When I had an opportunity to return to study in England after many years of active missionary life in East Africa, I took the opportunity to investigate the phenomenon of “school strikes” in Kenya in the hope of understanding what they were saying about moral decision making in adolescents. The school strike is a problem that has bedevilled Kenyan schools for many years, leading even to loss of lives and causing enormous damage to property. Many an education have been compromised by school strikes, which are basically student protests—often violent and destructive—against perceived injustices in the school system.
My own interest was primarily derived from a personal experience of a school strike that had taken place in the girls’ boarding school where I was working. Although no physical harm came to anyone, nor was there any damage to property, relationships between the staff and among the students themselves were strained, because many students were not even involved in the strike. It was difficult to simply return to a “business as usual” approach when there were so many unanswered questions surrounding the underlying reasons for the strike; the trust that had previously characterized our relationships had now been compromised. When asked afterwards—one by one in front of their parents—what grievance had provoked the strike, most of the girls had simply shrugged their shoulders and mumbled the word “influence.” Only some three or four felt they had some genuine reasons for protest but their influence had been strong enough to prevail over the majority.

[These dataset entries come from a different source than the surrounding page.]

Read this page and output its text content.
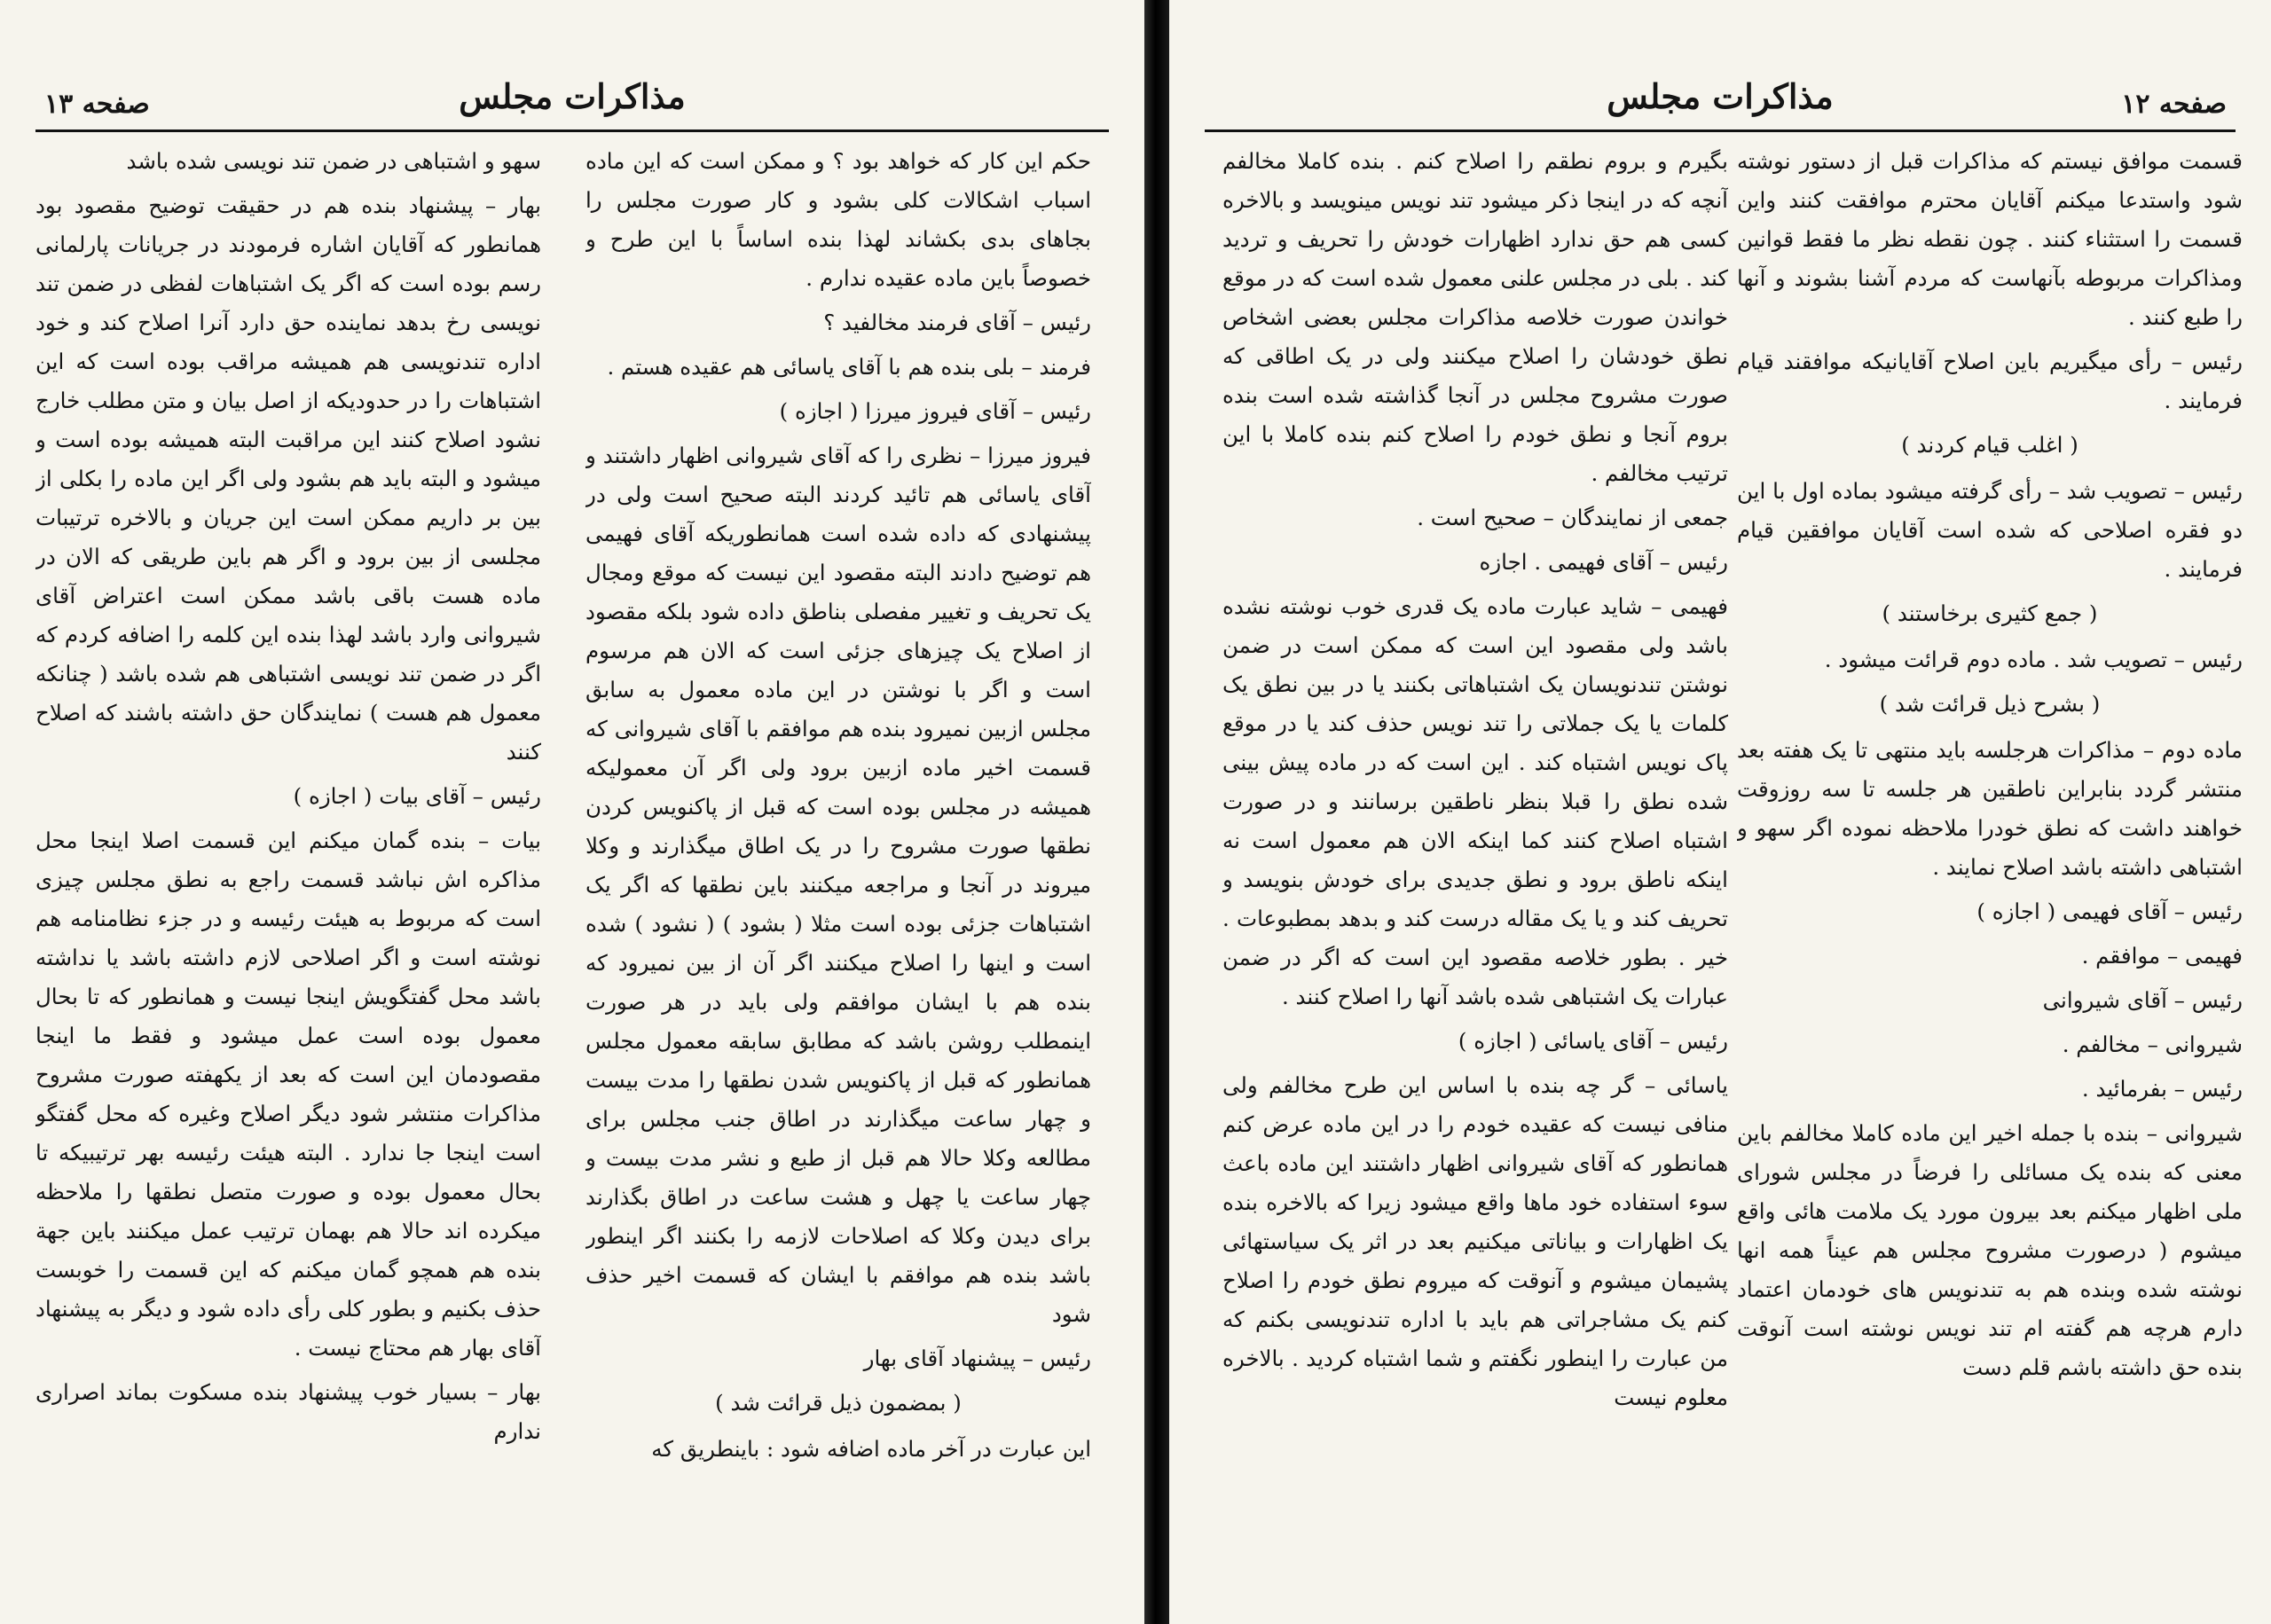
مذاکرات مجلس
صفحه ۱۳

حکم این کار که خواهد بود ؟ و ممکن است که این ماده اسباب اشکالات کلی بشود و کار صورت مجلس را بجاهای بدی بکشاند لهذا بنده اساساً با این طرح و خصوصاً باین ماده عقیده ندارم .

رئیس – آقای فرمند مخالفید ؟

فرمند – بلی بنده هم با آقای یاسائی هم عقیده هستم .

رئیس – آقای فیروز میرزا ( اجازه )

فیروز میرزا – نظری را که آقای شیروانی اظهار داشتند و آقای یاسائی هم تائید کردند البته صحیح است ولی در پیشنهادی که داده شده است همانطوریکه آقای فهیمی هم توضیح دادند البته مقصود این نیست که موقع ومجال یک تحریف و تغییر مفصلی بناطق داده شود بلکه مقصود از اصلاح یک چیزهای جزئی است که الان هم مرسوم است و اگر با نوشتن در این ماده معمول به سابق مجلس ازبین نمیرود بنده هم موافقم با آقای شیروانی که قسمت اخیر ماده ازبین برود ولی اگر آن معمولیکه همیشه در مجلس بوده است که قبل از پاکنویس کردن نطقها صورت مشروح را در یک اطاق میگذارند و وکلا میروند در آنجا و مراجعه میکنند باین نطقها که اگر یک اشتباهات جزئی بوده است مثلا ( بشود ) ( نشود ) شده است و اینها را اصلاح میکنند اگر آن از بین نمیرود که بنده هم با ایشان موافقم ولی باید در هر صورت اینمطلب روشن باشد که مطابق سابقه معمول مجلس همانطور که قبل از پاکنویس شدن نطقها را مدت بیست و چهار ساعت میگذارند در اطاق جنب مجلس برای مطالعه وکلا حالا هم قبل از طبع و نشر مدت بیست و چهار ساعت یا چهل و هشت ساعت در اطاق بگذارند برای دیدن وکلا که اصلاحات لازمه را بکنند اگر اینطور باشد بنده هم موافقم با ایشان که قسمت اخیر حذف شود

رئیس – پیشنهاد آقای بهار

( بمضمون ذیل قرائت شد )

این عبارت در آخر ماده اضافه شود : باینطریق که

سهو و اشتباهی در ضمن تند نویسی شده باشد

بهار – پیشنهاد بنده هم در حقیقت توضیح مقصود بود همانطور که آقایان اشاره فرمودند در جریانات پارلمانی رسم بوده است که اگر یک اشتباهات لفظی در ضمن تند نویسی رخ بدهد نماینده حق دارد آنرا اصلاح کند و خود اداره تندنویسی هم همیشه مراقب بوده است که این اشتباهات را در حدودیکه از اصل بیان و متن مطلب خارج نشود اصلاح کنند این مراقبت البته همیشه بوده است و میشود و البته باید هم بشود ولی اگر این ماده را بکلی از بین بر داریم ممکن است این جریان و بالاخره ترتیبات مجلسی از بین برود و اگر هم باین طریقی که الان در ماده هست باقی باشد ممکن است اعتراض آقای شیروانی وارد باشد لهذا بنده این کلمه را اضافه کردم که اگر در ضمن تند نویسی اشتباهی هم شده باشد ( چنانکه معمول هم هست ) نمایندگان حق داشته باشند که اصلاح کنند

رئیس – آقای بیات ( اجازه )

بیات – بنده گمان میکنم این قسمت اصلا اینجا محل مذاکره اش نباشد قسمت راجع به نطق مجلس چیزی است که مربوط به هیئت رئیسه و در جزء نظامنامه هم نوشته است و اگر اصلاحی لازم داشته باشد یا نداشته باشد محل گفتگویش اینجا نیست و همانطور که تا بحال معمول بوده است عمل میشود و فقط ما اینجا مقصودمان این است که بعد از یکهفته صورت مشروح مذاکرات منتشر شود دیگر اصلاح وغیره که محل گفتگو است اینجا جا ندارد . البته هیئت رئیسه بهر ترتیبیکه تا بحال معمول بوده و صورت متصل نطقها را ملاحظه میکرده اند حالا هم بهمان ترتیب عمل میکنند باین جهة بنده هم همچو گمان میکنم که این قسمت را خوبست حذف بکنیم و بطور کلی رأی داده شود و دیگر به پیشنهاد آقای بهار هم محتاج نیست .

بهار – بسیار خوب پیشنهاد بنده مسکوت بماند اصراری ندارم

مذاکرات مجلس	صفحه ۱۲

قسمت موافق نیستم که مذاکرات قبل از دستور نوشته شود واستدعا میکنم آقایان محترم موافقت کنند واین قسمت را استثناء کنند . چون نقطه نظر ما فقط قوانین ومذاکرات مربوطه بآنهاست که مردم آشنا بشوند و آنها را طبع کنند .

رئیس – رأی میگیریم باین اصلاح آقایانیکه موافقند قیام فرمایند .

( اغلب قیام کردند )

رئیس – تصویب شد – رأی گرفته میشود بماده اول با این دو فقره اصلاحی که شده است آقایان موافقین قیام فرمایند .

( جمع کثیری برخاستند )

رئیس – تصویب شد . ماده دوم قرائت میشود .

( بشرح ذیل قرائت شد )

ماده دوم – مذاکرات هرجلسه باید منتهی تا یک هفته بعد منتشر گردد بنابراین ناطقین هر جلسه تا سه روزوقت خواهند داشت که نطق خودرا ملاحظه نموده اگر سهو و اشتباهی داشته باشد اصلاح نمایند .

رئیس – آقای فهیمی ( اجازه )

فهیمی – موافقم .

رئیس – آقای شیروانی

شیروانی – مخالفم .

رئیس – بفرمائید .

شیروانی – بنده با جمله اخیر این ماده کاملا مخالفم باین معنی که بنده یک مسائلی را فرضاً در مجلس شورای ملی اظهار میکنم بعد بیرون مورد یک ملامت هائی واقع میشوم ( درصورت مشروح مجلس هم عیناً همه انها نوشته شده وبنده هم به تندنویس های خودمان اعتماد دارم هرچه هم گفته ام تند نویس نوشته است آنوقت بنده حق داشته باشم قلم دست

بگیرم و بروم نطقم را اصلاح کنم . بنده کاملا مخالفم آنچه که در اینجا ذکر میشود تند نویس مینویسد و بالاخره کسی هم حق ندارد اظهارات خودش را تحریف و تردید کند . بلی در مجلس علنی معمول شده است که در موقع خواندن صورت خلاصه مذاکرات مجلس بعضی اشخاص نطق خودشان را اصلاح میکنند ولی در یک اطاقی که صورت مشروح مجلس در آنجا گذاشته شده است بنده بروم آنجا و نطق خودم را اصلاح کنم بنده کاملا با این ترتیب مخالفم .

جمعی از نمایندگان – صحیح است .

رئیس – آقای فهیمی . اجازه

فهیمی – شاید عبارت ماده یک قدری خوب نوشته نشده باشد ولی مقصود این است که ممکن است در ضمن نوشتن تندنویسان یک اشتباهاتی بکنند یا در بین نطق یک کلمات یا یک جملاتی را تند نویس حذف کند یا در موقع پاک نویس اشتباه کند . این است که در ماده پیش بینی شده نطق را قبلا بنظر ناطقین برسانند و در صورت اشتباه اصلاح کنند کما اینکه الان هم معمول است نه اینکه ناطق برود و نطق جدیدی برای خودش بنویسد و تحریف کند و یا یک مقاله درست کند و بدهد بمطبوعات . خیر . بطور خلاصه مقصود این است که اگر در ضمن عبارات یک اشتباهی شده باشد آنها را اصلاح کنند .

رئیس – آقای یاسائی ( اجازه )

یاسائی – گر چه بنده با اساس این طرح مخالفم ولی منافی نیست که عقیده خودم را در این ماده عرض کنم همانطور که آقای شیروانی اظهار داشتند این ماده باعث سوء استفاده خود ماها واقع میشود زیرا که بالاخره بنده یک اظهارات و بیاناتی میکنیم بعد در اثر یک سیاستهائی پشیمان میشوم و آنوقت که میروم نطق خودم را اصلاح کنم یک مشاجراتی هم باید با اداره تندنویسی بکنم که من عبارت را اینطور نگفتم و شما اشتباه کردید . بالاخره معلوم نیست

As I investigated this phenomenon further with the participation of students from a number of other schools, layers of meaning were gradually uncovered. At surface level, a mistrust of authority emerged, expressed as outrage against the neglect and lack of concern for the welfare of the students demonstrated by school administrations in general. This was coupled with a sense of anonymity; one was known only by one’s peers but not by any significant adult within the school context. At a still deeper level, however, there emerged a much more preoccupying issue: a lack of a sense of life’s meaning and purpose that might guide moral decision making.
The most striking conclusion of the research was that, although most of the students were at least nominally Christian and many Catholic, very few of the students were influenced by their Christian faith. Their decisions were effectively pragmatic, a response to circumstances but without any reasoned consideration derived from principle.